Üçüncüsü, “olay alanından” bir müzakere sürecinin çıkabilmesi için, çıkışın adımlarının gerçekleştirilebilecek bir hedefler silsilesi üzerinden, abartılmadan tasarlanması, dile ilişkin değindiğim koşullara uyularak ifade edilmesi gerekiyor.
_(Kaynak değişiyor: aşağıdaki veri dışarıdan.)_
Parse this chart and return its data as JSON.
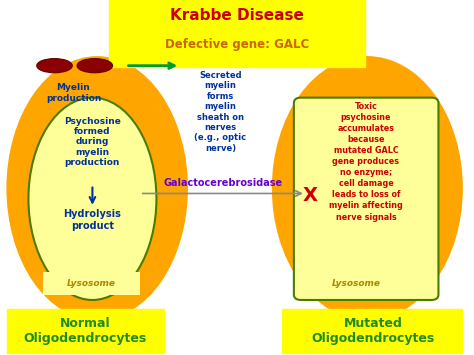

Örneğin, daha müzakereler süreklilik gösterecek bir istikrar kazanmadan, “silah bırakmaktan”, “çözümden” söz etmek yerine dikkatleri can kaybına son verecek, müzakerelere zemin oluşturacak bir “ateşkes” hedefi, bunun sürekliliğini sağlayacak koşullar üzerinde yoğunlaştırmak doğru olacaktır.

Taraflar, “ateşkes” süreci boyunca konuşmayı, bir güven ilişkisi yaratmaya olanak verecek uzunlukta sürdürebilirlerse silahlara ne olacağı sorusu gündeme gelebilir.

Son olarak, bu “olay alanı” son derecede patlayıcı potansiyellere sahip bir başka bölgesel “olay alanıyla” kesişmektedir. Irak, Suriye, İran Kürt bölgelerinin, Şii-Sünni saflaşmasının, ABD’nin bölgeye müdahale dinamiklerinin, Rusya ve Çin’in çıkarlarını koruma reflekslerinin, bölge ülkelerinde yükselmekte olan toplumsal muhalefetin, Selefi akımın etkileri, bu kesişme noktasından “içeri” sızacaktır. “Olay alanından” bir müzakere süreci çıkarabilmek için bu etkilerin dikkate alınması, gerektiğinde yarattığı sonuçların görmezden gelinmesi, bastırılması, “sürecin ortaya çıkışına” engel oluşturmalarına izin verilmemesi gerekecektir.

Tüm bunlar, çok sayıda etkenin, tam zamanında yerli yerine oturması anlamına geliyor. Yine de biz “iradenin iyimserliği” sözünü anımsayalım. “Niyet varsa, olur” diyelim.